Hepatocellular carcinoma (HCC) is one of the most fatal malignancies with high mortality rate worldwide. In the present study, the underlying antitumor mechanism of gallotannin, a hydrolysable tannic acid, was elucidated in HepG2 and SKHep1 HCC cells. Gallotannin suppressed growth and colony formation and also induced senescence via upregulation of p21, G0 / G1 arrest and higher senescence-associated β-galactosidase (SA-β-gal) activity within 24 h culture in HepG2 and SKHep1 cells. Of note, gallotannin also induced autophagy by increasing the number of protein-cytosol-associated protein light chain 3 (LC3) punctae, LC3B-II conversion and SQSTM1/p62, autophagic vacuoles (AVOs) by transmission electron microscopy (TEM) and decreasing the of Beclin1 in HepG2 and SKHep1 cells. A tandem fluorescent-tagged LC3 reporter plasmid (GFP-mRFP-LC3) transfection revealed that gallotannin increased the number of yellow colored LC3 punctae through the co-localization of GFP and mRFP punctae and yellow colored LC3 punctae were increased by CQ or NH4Cl with accumulation of autophagosomes, LC3B-II and SQSTM1/p62 in HepG2 and SKHep1 cells. Additionally, gallotannin attenuated the of sirtuin1 (SIRT1) and mTOR and activated the phosphorylation of 5′-AMP activated protein kinase (AMPK) in two HCC cells. Furthermore, AMPK activator AICAR significantly enhanced SA-β-gal activity and antiproliferation induced by gallotannin, while AMPK inhibitor compound C did not in two HCC cells. Of note, gallotannin time dependently activated caspase 8 / 3 and time/concentration dependently increased sub G1 portion along with weak cleavages of PARP in two HCC cells. Collectively, gallotannin induces senescence and inhibits late autophagy flux, finally leading to apoptotic cell death in HepG2 and SKHep1 cells via inhibition of SIRT1 and activation of p-AMPK as a potent antitumor agent for HCC treatment.

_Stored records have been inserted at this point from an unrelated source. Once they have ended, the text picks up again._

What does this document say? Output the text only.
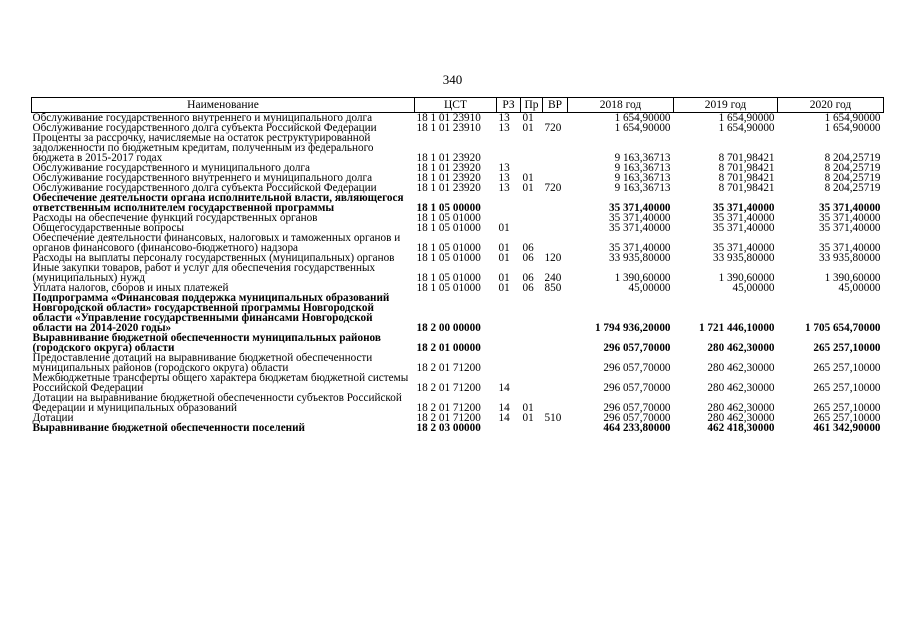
340
Наименование	ЦСТ	РЗ	Пр	ВР	2018 год	2019 год	2020 год
Обслуживание государственного внутреннего и муниципального долга	18 1 01 23910	13	01		1 654,90000	1 654,90000	1 654,90000
Обслуживание государственного долга субъекта Российской Федерации	18 1 01 23910	13	01	720	1 654,90000	1 654,90000	1 654,90000
Проценты за рассрочку, начисляемые на остаток реструктурированной задолженности по бюджетным кредитам, полученным из федерального бюджета в 2015-2017 годах	18 1 01 23920				9 163,36713	8 701,98421	8 204,25719
Обслуживание государственного и муниципального долга	18 1 01 23920	13			9 163,36713	8 701,98421	8 204,25719
Обслуживание государственного внутреннего и муниципального долга	18 1 01 23920	13	01		9 163,36713	8 701,98421	8 204,25719
Обслуживание государственного долга субъекта Российской Федерации	18 1 01 23920	13	01	720	9 163,36713	8 701,98421	8 204,25719
Обеспечение деятельности органа исполнительной власти, являющегося ответственным исполнителем государственной программы	18 1 05 00000				35 371,40000	35 371,40000	35 371,40000
Расходы на обеспечение функций государственных органов	18 1 05 01000				35 371,40000	35 371,40000	35 371,40000
Общегосударственные вопросы	18 1 05 01000	01			35 371,40000	35 371,40000	35 371,40000
Обеспечение деятельности финансовых, налоговых и таможенных органов и органов финансового (финансово-бюджетного) надзора	18 1 05 01000	01	06		35 371,40000	35 371,40000	35 371,40000
Расходы на выплаты персоналу государственных (муниципальных) органов	18 1 05 01000	01	06	120	33 935,80000	33 935,80000	33 935,80000
Иные закупки товаров, работ и услуг для обеспечения государственных (муниципальных) нужд	18 1 05 01000	01	06	240	1 390,60000	1 390,60000	1 390,60000
Уплата налогов, сборов и иных платежей	18 1 05 01000	01	06	850	45,00000	45,00000	45,00000
Подпрограмма «Финансовая поддержка муниципальных образований Новгородской области» государственной программы Новгородской области «Управление государственными финансами Новгородской области на 2014-2020 годы»	18 2 00 00000				1 794 936,20000	1 721 446,10000	1 705 654,70000
Выравнивание бюджетной обеспеченности муниципальных районов (городского округа) области	18 2 01 00000				296 057,70000	280 462,30000	265 257,10000
Предоставление дотаций на выравнивание бюджетной обеспеченности муниципальных районов (городского округа) области	18 2 01 71200				296 057,70000	280 462,30000	265 257,10000
Межбюджетные трансферты общего характера бюджетам бюджетной системы Российской Федерации	18 2 01 71200	14			296 057,70000	280 462,30000	265 257,10000
Дотации на выравнивание бюджетной обеспеченности субъектов Российской Федерации и муниципальных образований	18 2 01 71200	14	01		296 057,70000	280 462,30000	265 257,10000
Дотации	18 2 01 71200	14	01	510	296 057,70000	280 462,30000	265 257,10000
Выравнивание бюджетной обеспеченности поселений	18 2 03 00000				464 233,80000	462 418,30000	461 342,90000
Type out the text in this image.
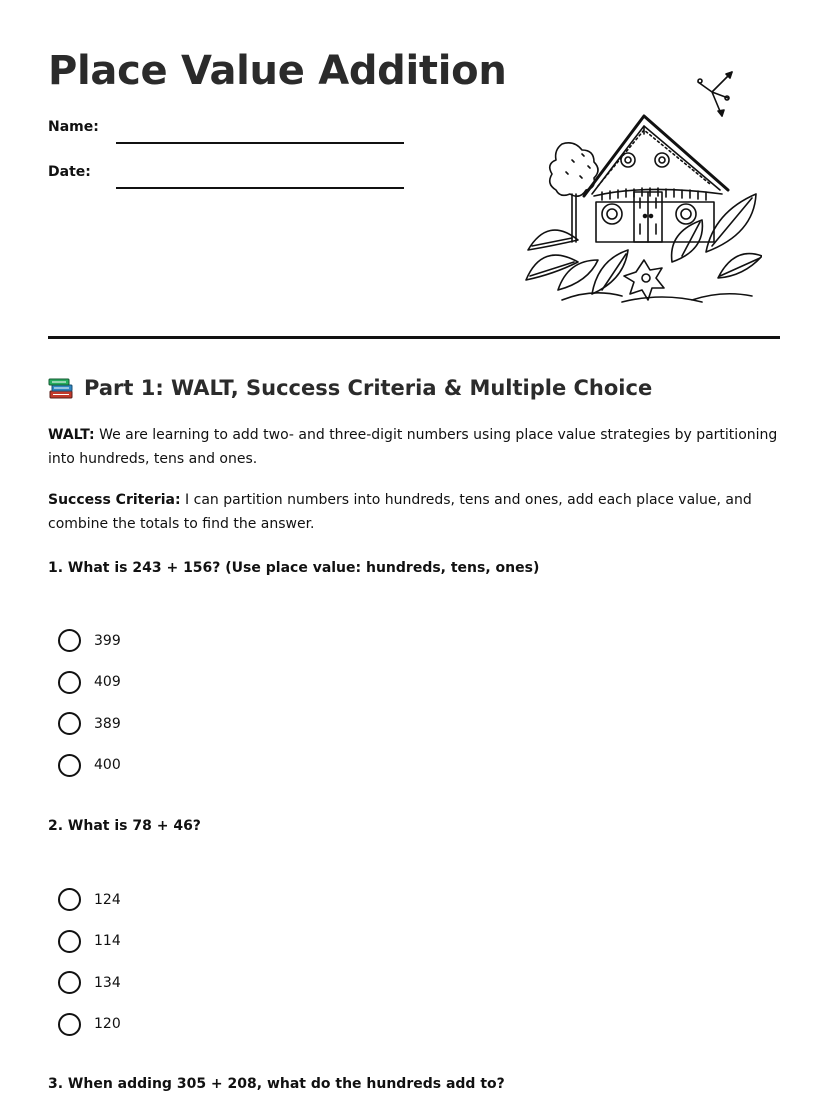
Place Value Addition
Name:
Date:
Part 1: WALT, Success Criteria & Multiple Choice

WALT: We are learning to add two- and three-digit numbers using place value strategies by partitioning into hundreds, tens and ones.

Success Criteria: I can partition numbers into hundreds, tens and ones, add each place value, and combine the totals to find the answer.

1. What is 243 + 156? (Use place value: hundreds, tens, ones)
399
409
389
400
2. What is 78 + 46?
124
114
134
120
3. When adding 305 + 208, what do the hundreds add to?
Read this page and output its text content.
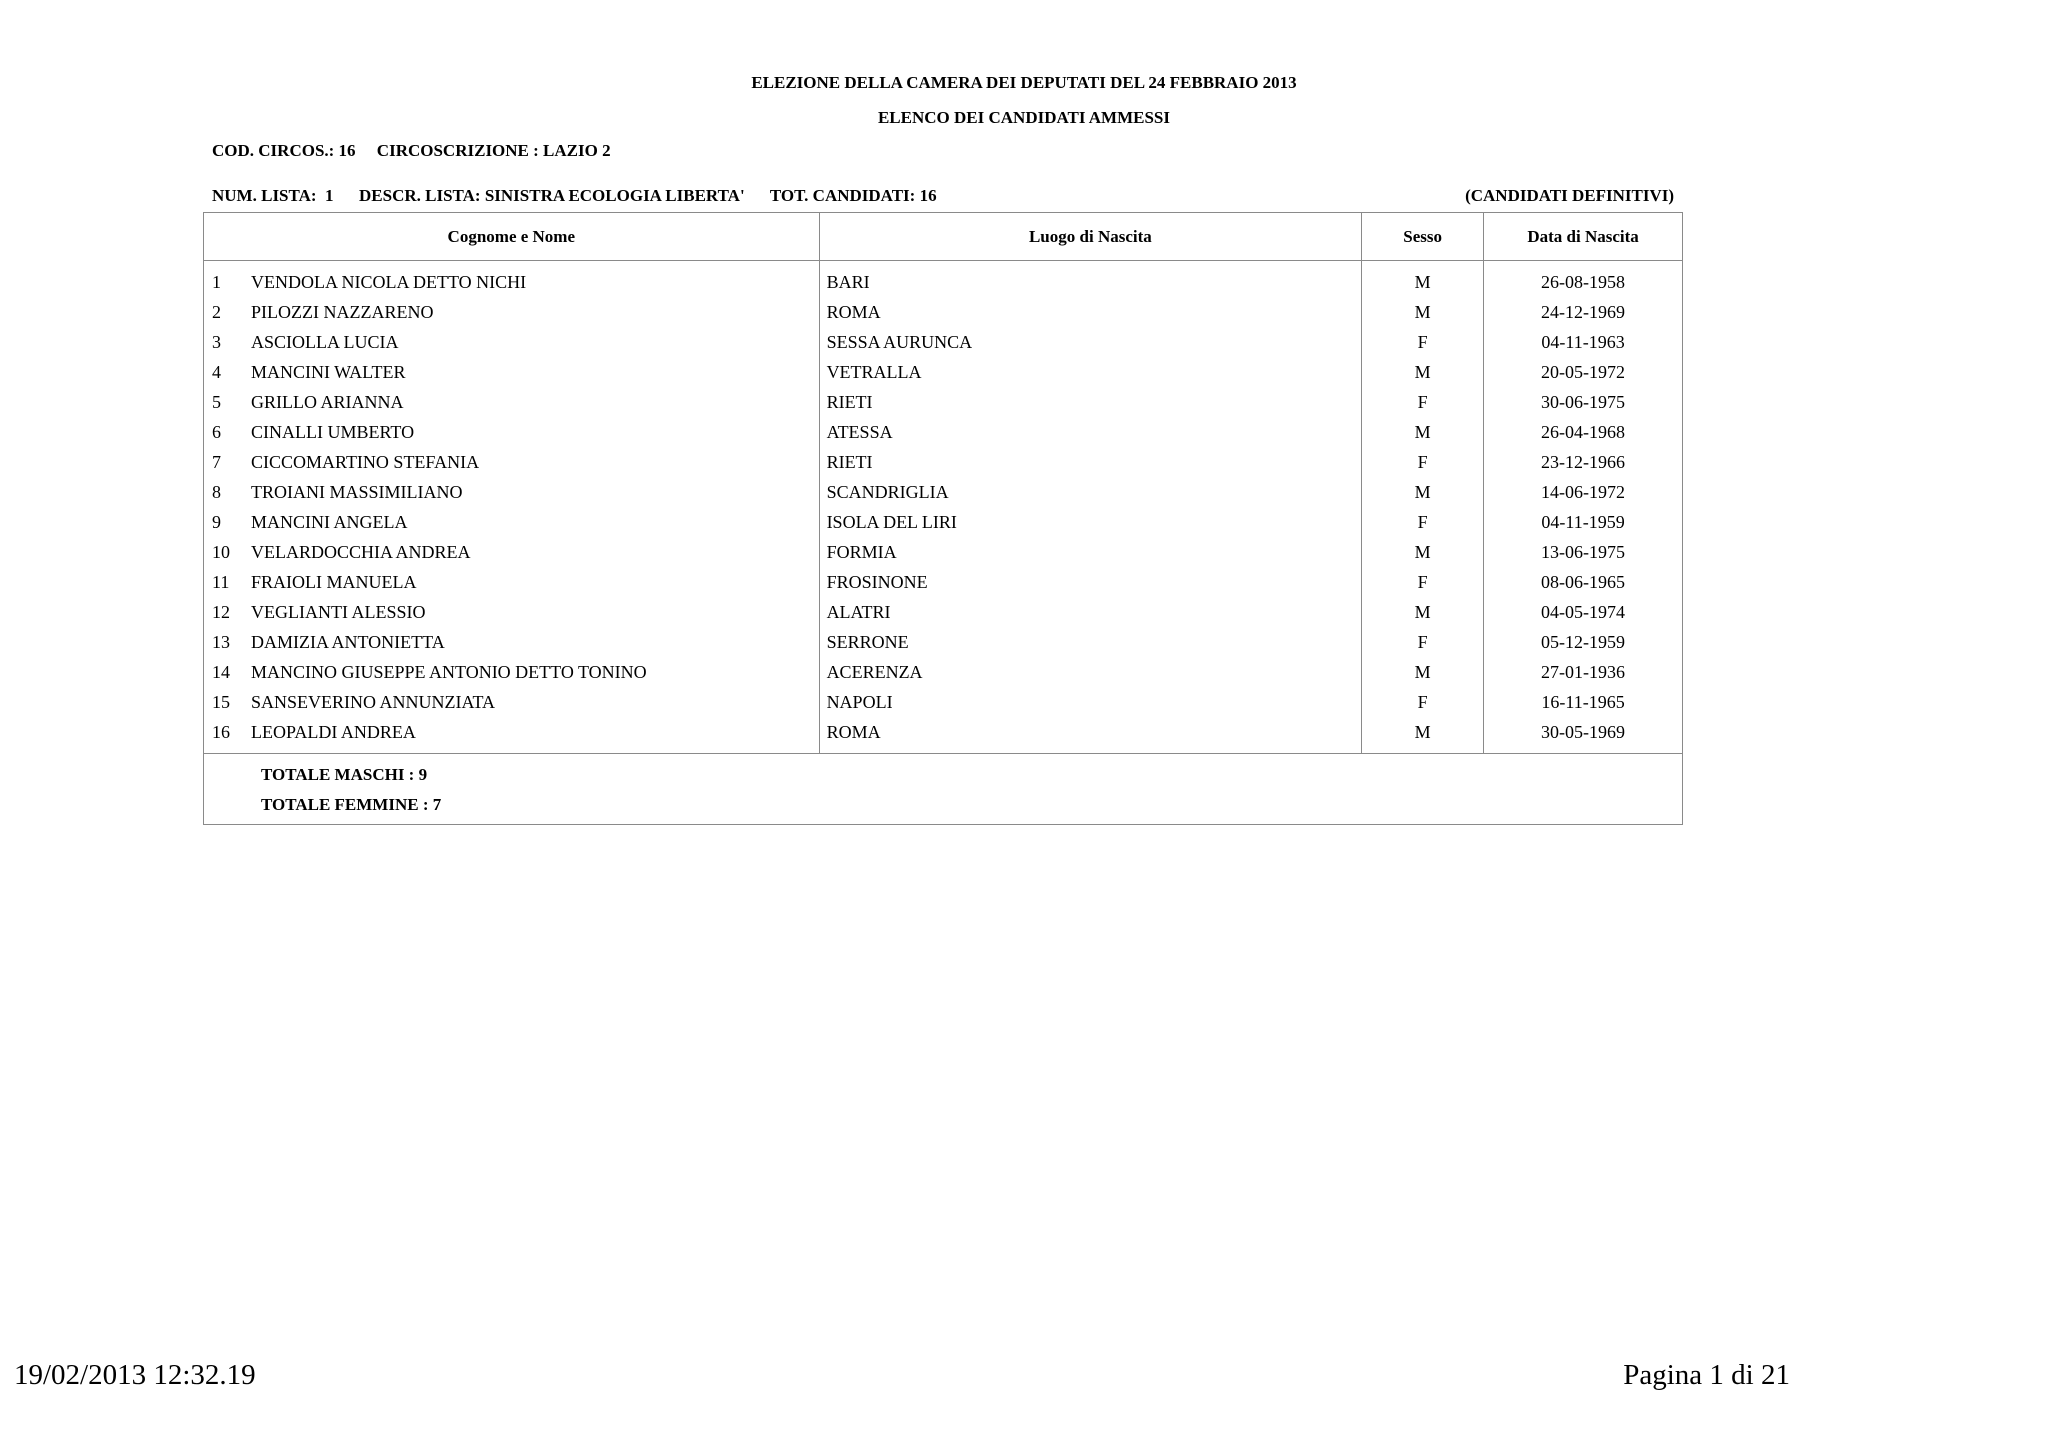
ELEZIONE DELLA CAMERA DEI DEPUTATI DEL 24 FEBBRAIO 2013
ELENCO DEI CANDIDATI AMMESSI
COD. CIRCOS.: 16     CIRCOSCRIZIONE : LAZIO 2
NUM. LISTA:  1      DESCR. LISTA: SINISTRA ECOLOGIA LIBERTA'      TOT. CANDIDATI: 16	(CANDIDATI DEFINITIVI)
Cognome e Nome	Luogo di Nascita	Sesso	Data di Nascita
1 VENDOLA NICOLA DETTO NICHI	BARI	M	26-08-1958
2 PILOZZI NAZZARENO	ROMA	M	24-12-1969
3 ASCIOLLA LUCIA	SESSA AURUNCA	F	04-11-1963
4 MANCINI WALTER	VETRALLA	M	20-05-1972
5 GRILLO ARIANNA	RIETI	F	30-06-1975
6 CINALLI UMBERTO	ATESSA	M	26-04-1968
7 CICCOMARTINO STEFANIA	RIETI	F	23-12-1966
8 TROIANI MASSIMILIANO	SCANDRIGLIA	M	14-06-1972
9 MANCINI ANGELA	ISOLA DEL LIRI	F	04-11-1959
10 VELARDOCCHIA ANDREA	FORMIA	M	13-06-1975
11 FRAIOLI MANUELA	FROSINONE	F	08-06-1965
12 VEGLIANTI ALESSIO	ALATRI	M	04-05-1974
13 DAMIZIA ANTONIETTA	SERRONE	F	05-12-1959
14 MANCINO GIUSEPPE ANTONIO DETTO TONINO	ACERENZA	M	27-01-1936
15 SANSEVERINO ANNUNZIATA	NAPOLI	F	16-11-1965
16 LEOPALDI ANDREA	ROMA	M	30-05-1969

TOTALE MASCHI : 9
TOTALE FEMMINE : 7			
19/02/2013 12:32.19	Pagina 1 di 21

Citation Format: Hee Young Kwon, Sung-hoon Kim. Gallotannin induces senescence and autophagy leading to cell death via SIRT1 inhibition and AMPK activation in hepatocellular carcinoma cells. [abstract]. In: Proceedings of the 107th Annual Meeting of the American Association for Cancer Research; 2016 Apr 16-20; New Orleans, LA. Philadelphia (PA): AACR; Cancer Res 2016;76(14 Suppl):Abstract nr 3545.